Creative Capital as Arts Incubator: Lessons for the Field

Ebony McKinney, Founding Director of Emerging Arts Professionals/SFBA, wrote a guest post for the Americans for the Arts blog called “Arts Incubators: Creating a Roadmap for Resilience.” We were thrilled to see that the article cited Creative Capital as a model for how arts incubators can play an important role in not only supporting innovation and risk taking, but also by cultivating our most important assets—social and human capital.

Here is an excerpt from the post:

In New York, Creative Capital grew out of the demise of individual grants from the National Endowments for the Arts. The Andy Warhol Foundation and a few others thought a response to support individual artists and risk taking should be developed. It was the middle of the dot.com boom and venture capitalism was growing in popularity.

Ruby Lerner, director of Creative Capital, was charged with creating a “21st century arts organization,” drawing inspiration from venture capitalists and mutual aid models, and thinking through the possibility of bringing together grantmaking and artist services, while incorporating an entrepreneurial spirit.

The staff at Creative Capital wanted to move artists out of the “starving artist mindset” and treat them as vital parts of the community by exposing avenues to a sustainable career, which would allow for more meaning and dignity. Over 400 artists have become part of the program since it began in 1999.

“We serve the functions of an incubator. We are pulling people together in virtual and real space, interdisciplinary space, and retreats. Emerging fields, filmmakers, visual artists, novelists, dancers…everyone gets to have a conversation about what they are working on and struggle with [and] what is failing and succeeding. This leads to problem solving and new ideas,” said Director of Grants and Services Kemi Ilesanmi.

The retreat is the foundation of the program. For three to five days, grantees participate in professional development workshops, but the social capital or network development that’s done is equally important.

Programmers, presenters, curators — those representing the “business side of the art world” — and Creative Capital alumni meet and mingle with the current grantees.

Ebony offered a few possible lessons for the field from arts incubators like Creative Capital:

A.) Human capital is roughly the set of skills acquired on the job or through training and experience that supports the production of work that has economic value. Arts incubators, with a complementary set of workshops, panel discussions, and the like support the development of strong work and careers. For many, the benefits go beyond finance by increasing the artist’s ability to generate cultural value be it aesthetic, symbolic, social, and even historical. I’d like to see similar efforts focus on creative and cultural entrepreneurs.

B.) Both of the programs that I examined created “contact zones” — dinners with BAVC’s producing teams, Creative Capital’s retreat — which placed a real emphasis on social capital, network building, and knowledge sharing. Many incubators seem to toy with the idea of promoting collaboration among its participants. To me this seems a bit heavy handed. But there does seem to be great potential in creating labs or basins that accumulate this wealth in a more organic way.

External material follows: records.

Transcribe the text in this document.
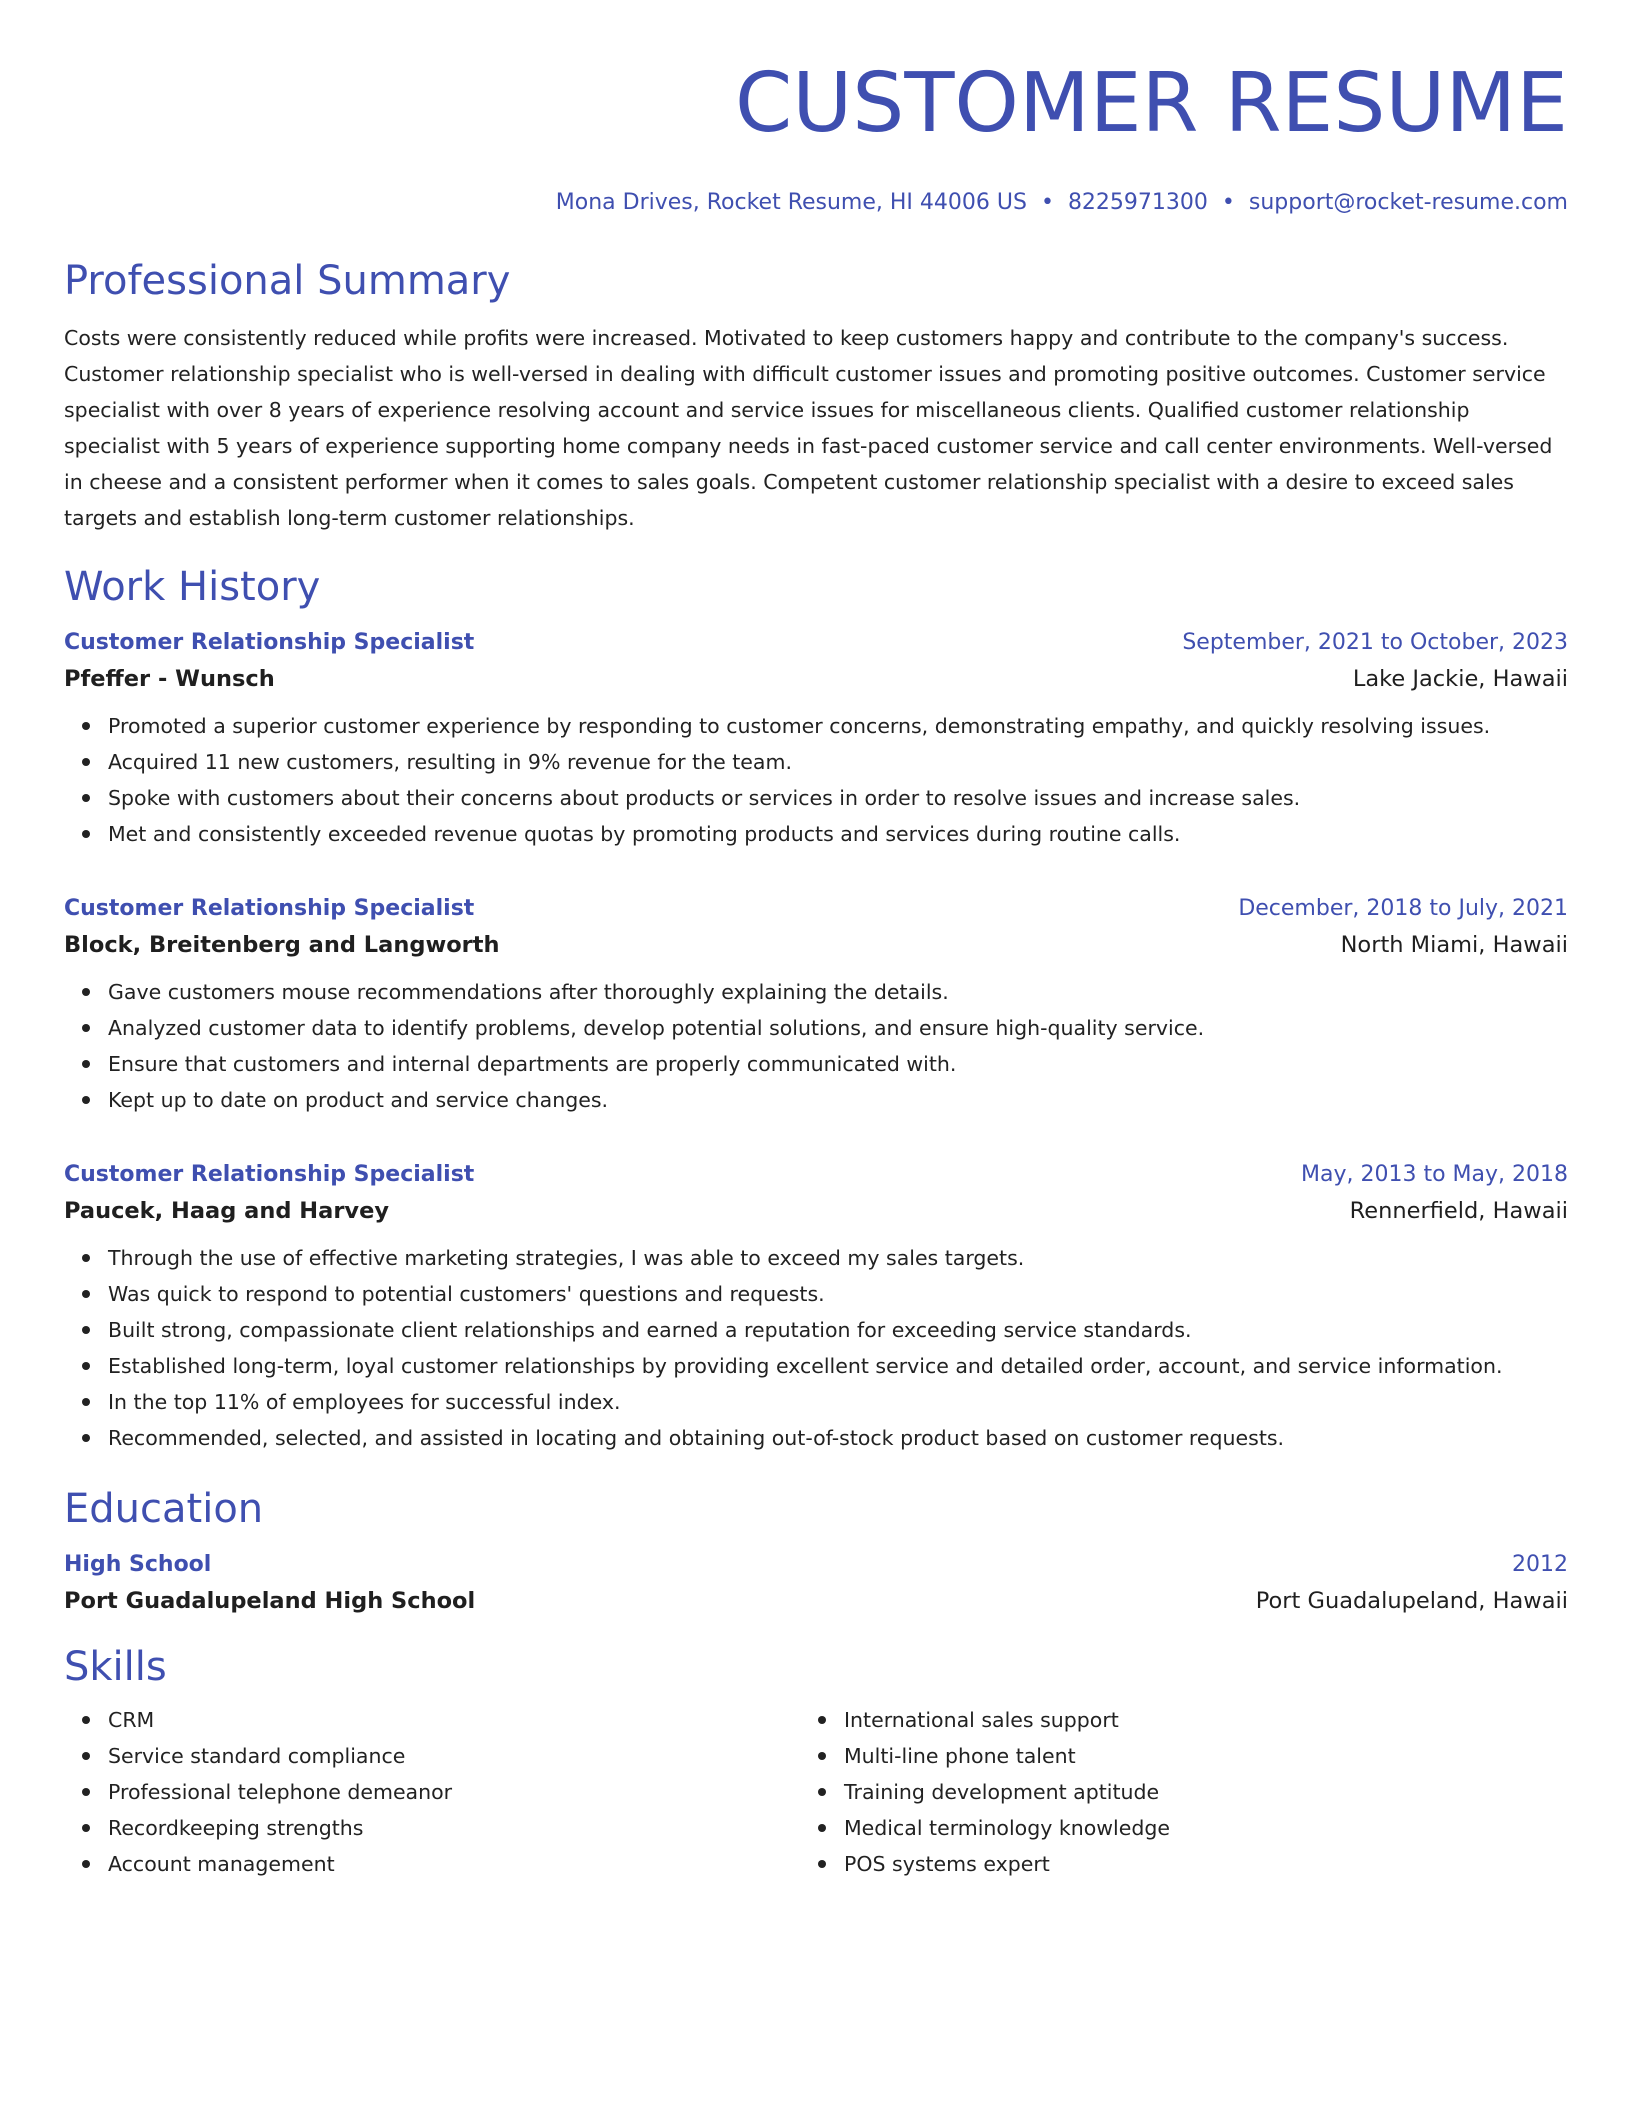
CUSTOMER RESUME
Mona Drives, Rocket Resume, HI 44006 US • 8225971300 • support@rocket-resume.com
Professional Summary
Costs were consistently reduced while profits were increased. Motivated to keep customers happy and contribute to the company's success. Customer relationship specialist who is well-versed in dealing with difficult customer issues and promoting positive outcomes. Customer service specialist with over 8 years of experience resolving account and service issues for miscellaneous clients. Qualified customer relationship specialist with 5 years of experience supporting home company needs in fast-paced customer service and call center environments. Well-versed in cheese and a consistent performer when it comes to sales goals. Competent customer relationship specialist with a desire to exceed sales targets and establish long-term customer relationships.
Work History
Customer Relationship Specialist	September, 2021 to October, 2023
Pfeffer - Wunsch	Lake Jackie, Hawaii
Promoted a superior customer experience by responding to customer concerns, demonstrating empathy, and quickly resolving issues.
Acquired 11 new customers, resulting in 9% revenue for the team.
Spoke with customers about their concerns about products or services in order to resolve issues and increase sales.
Met and consistently exceeded revenue quotas by promoting products and services during routine calls.
Customer Relationship Specialist	December, 2018 to July, 2021
Block, Breitenberg and Langworth	North Miami, Hawaii
Gave customers mouse recommendations after thoroughly explaining the details.
Analyzed customer data to identify problems, develop potential solutions, and ensure high-quality service.
Ensure that customers and internal departments are properly communicated with.
Kept up to date on product and service changes.
Customer Relationship Specialist	May, 2013 to May, 2018
Paucek, Haag and Harvey	Rennerfield, Hawaii
Through the use of effective marketing strategies, I was able to exceed my sales targets.
Was quick to respond to potential customers' questions and requests.
Built strong, compassionate client relationships and earned a reputation for exceeding service standards.
Established long-term, loyal customer relationships by providing excellent service and detailed order, account, and service information.
In the top 11% of employees for successful index.
Recommended, selected, and assisted in locating and obtaining out-of-stock product based on customer requests.
Education
High School	2012
Port Guadalupeland High School	Port Guadalupeland, Hawaii
Skills
CRM
Service standard compliance
Professional telephone demeanor
Recordkeeping strengths
Account management
International sales support
Multi-line phone talent
Training development aptitude
Medical terminology knowledge
POS systems expert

A smart, heterogeneous gathering around shared values and interests could build a more dynamic, innovative, and complex talent pool. This kind of endeavor with light facilitation could also break the isolation that goes along with increasingly individualized work.

C.) Artists and arts organizations are understandably worried that thinking too much of market forces could lead to pandering, commodification, or flat, hollow work. Cultural value is predominant, but having a balanced view that incorporates a clear economic outlook should also be a part of the puzzle. Clarity on scale and direction are vital, so that business is in service of greater goals. “Not everyone wants to think as a small business”, said Kemi Ilesanmi of Creative Capital, “but we encourage artists to think about what it takes to do what they do. We say, ‘If you want a review or to contribute to a conversation, or just want to figure out how to do meaningful work and pay rent’ we can lay it out, frame it, and present it as possible.”